CFE-CMStatistics 2024: Start Registration
View Submission - CFECMStatistics2024
A0374
Title: When can we approximate wide contrastive models with neural tangent kernels and principal component analysis Authors:  Pascal Esser - Technical University of Munich (Germany) [presenting]
Gautham Anil - Indian Institute of Technology Madras (India)
Debarghya Ghoshdastidar - Technical University of Munich (Germany)

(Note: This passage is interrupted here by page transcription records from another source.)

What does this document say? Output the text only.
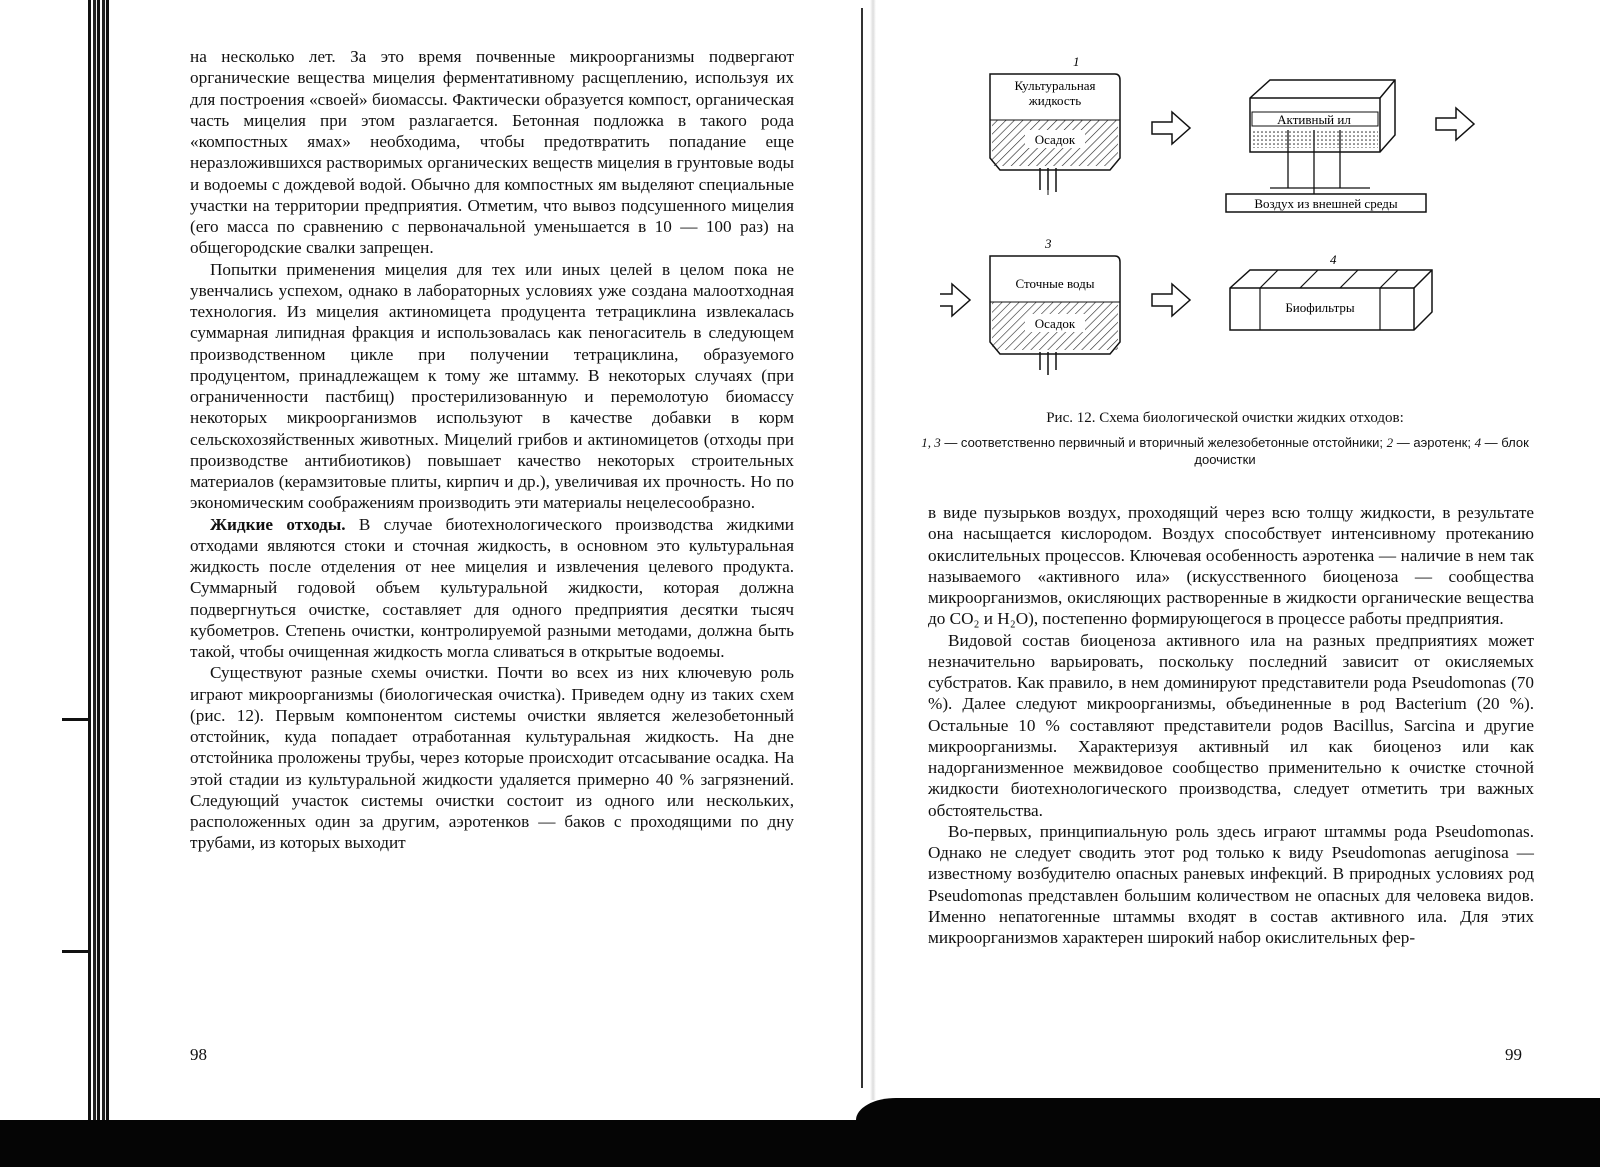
на несколько лет. За это время почвенные микроорганизмы подвергают органические вещества мицелия ферментативному расщеплению, используя их для построения «своей» биомассы. Фактически образуется компост, органическая часть мицелия при этом разлагается. Бетонная подложка в такого рода «компостных ямах» необходима, чтобы предотвратить попадание еще неразложившихся растворимых органических веществ мицелия в грунтовые воды и водоемы с дождевой водой. Обычно для компостных ям выделяют специальные участки на территории предприятия. Отметим, что вывоз подсушенного мицелия (его масса по сравнению с первоначальной уменьшается в 10 — 100 раз) на общегородские свалки запрещен.

Попытки применения мицелия для тех или иных целей в целом пока не увенчались успехом, однако в лабораторных условиях уже создана малоотходная технология. Из мицелия актиномицета продуцента тетрациклина извлекалась суммарная липидная фракция и использовалась как пеногаситель в следующем производственном цикле при получении тетрациклина, образуемого продуцентом, принадлежащем к тому же штамму. В некоторых случаях (при ограниченности пастбищ) простерилизованную и перемолотую биомассу некоторых микроорганизмов используют в качестве добавки в корм сельскохозяйственных животных. Мицелий грибов и актиномицетов (отходы при производстве антибиотиков) повышает качество некоторых строительных материалов (керамзитовые плиты, кирпич и др.), увеличивая их прочность. Но по экономическим соображениям производить эти материалы нецелесообразно.

Жидкие отходы. В случае биотехнологического производства жидкими отходами являются стоки и сточная жидкость, в основном это культуральная жидкость после отделения от нее мицелия и извлечения целевого продукта. Суммарный годовой объем культуральной жидкости, которая должна подвергнуться очистке, составляет для одного предприятия десятки тысяч кубометров. Степень очистки, контролируемой разными методами, должна быть такой, чтобы очищенная жидкость могла сливаться в открытые водоемы.

Существуют разные схемы очистки. Почти во всех из них ключевую роль играют микроорганизмы (биологическая очистка). Приведем одну из таких схем (рис. 12). Первым компонентом системы очистки является железобетонный отстойник, куда попадает отработанная культуральная жидкость. На дне отстойника проложены трубы, через которые происходит отсасывание осадка. На этой стадии из культуральной жидкости удаляется примерно 40 % загрязнений. Следующий участок системы очистки состоит из одного или нескольких, расположенных один за другим, аэротенков — баков с проходящими по дну трубами, из которых выходит

98
1
Культуральная
жидкость
Осадок
Активный ил
Воздух из внешней среды
3
Сточные воды
Осадок
4
Биофильтры
Рис. 12. Схема биологической очистки жидких отходов:
1, 3 — соответственно первичный и вторичный железобетонные отстойники; 2 — аэротенк; 4 — блок доочистки

в виде пузырьков воздух, проходящий через всю толщу жидкости, в результате она насыщается кислородом. Воздух способствует интенсивному протеканию окислительных процессов. Ключевая особенность аэротенка — наличие в нем так называемого «активного ила» (искусственного биоценоза — сообщества микроорганизмов, окисляющих растворенные в жидкости органические вещества до CO₂ и H₂O), постепенно формирующегося в процессе работы предприятия.

Видовой состав биоценоза активного ила на разных предприятиях может незначительно варьировать, поскольку последний зависит от окисляемых субстратов. Как правило, в нем доминируют представители рода Pseudomonas (70 %). Далее следуют микроорганизмы, объединенные в род Bacterium (20 %). Остальные 10 % составляют представители родов Bacillus, Sarcina и другие микроорганизмы. Характеризуя активный ил как биоценоз или как надорганизменное межвидовое сообщество применительно к очистке сточной жидкости биотехнологического производства, следует отметить три важных обстоятельства.

Во-первых, принципиальную роль здесь играют штаммы рода Pseudomonas. Однако не следует сводить этот род только к виду Pseudomonas aeruginosa — известному возбудителю опасных раневых инфекций. В природных условиях род Pseudomonas представлен большим количеством не опасных для человека видов. Именно непатогенные штаммы входят в состав активного ила. Для этих микроорганизмов характерен широкий набор окислительных фер-

99
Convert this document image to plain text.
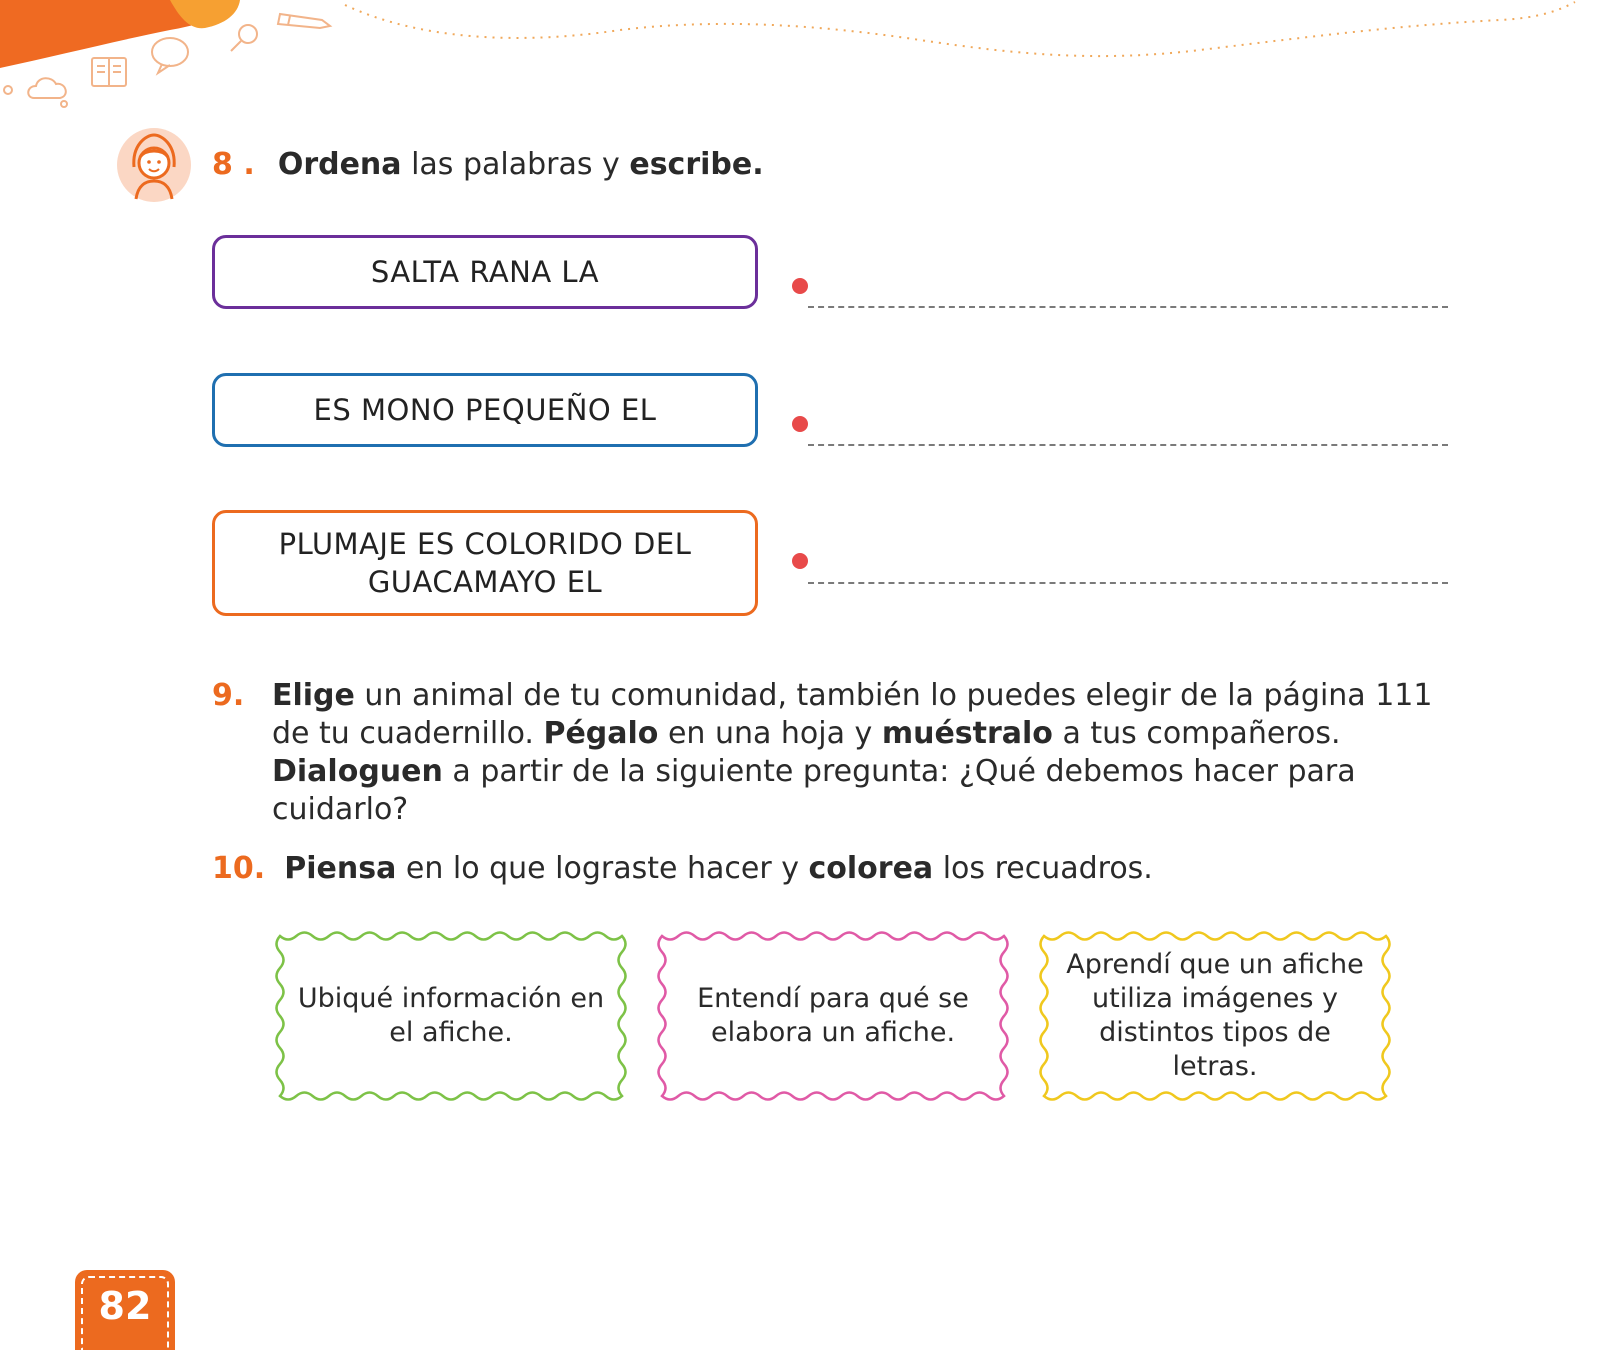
8 . Ordena las palabras y escribe.
SALTA RANA LA
ES MONO PEQUEÑO EL
PLUMAJE ES COLORIDO DEL
GUACAMAYO EL
9. Elige un animal de tu comunidad, también lo puedes elegir de la página 111 de tu cuadernillo. Pégalo en una hoja y muéstralo a tus compañeros. Dialoguen a partir de la siguiente pregunta: ¿Qué debemos hacer para cuidarlo?
10. Piensa en lo que lograste hacer y colorea los recuadros.
Ubiqué información en el afiche.
Entendí para qué se elabora un afiche.
Aprendí que un afiche utiliza imágenes y distintos tipos de letras.
82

Abstract: Contrastive learning is a paradigm for learning representations from unlabelled data, and several recent works have claimed that such models effectively learn spectral embeddings and show relations between (wide) contrastive models and kernel principal component analysis (PCA). However, it is not known if trained contrastive models indeed correspond to kernel methods or PCA. The training dynamics of two-layer contrastive models are analyzed with non-linear activation, and it is answered when these models are close to PCA or kernel methods. It is well known in the supervised setting that neural networks are equivalent to neural tangent kernel (NTK) machines and that the NTK of infinitely wide networks remains constant during training. The first constancy results of NTK are provided for contrastive losses, and a nuanced picture is presented: NTK of wide networks remains almost constant for cosine similarity-based contrastive losses but not for losses based on dot product similarity. The training dynamics of contrastive models are further studied with orthogonality constraints on the output layer, which is implicitly assumed in works relating contrastive learning to spectral embedding. The deviation bounds suggest that representations learned by contrastive models are close to the principal components of a certain matrix computed from random features.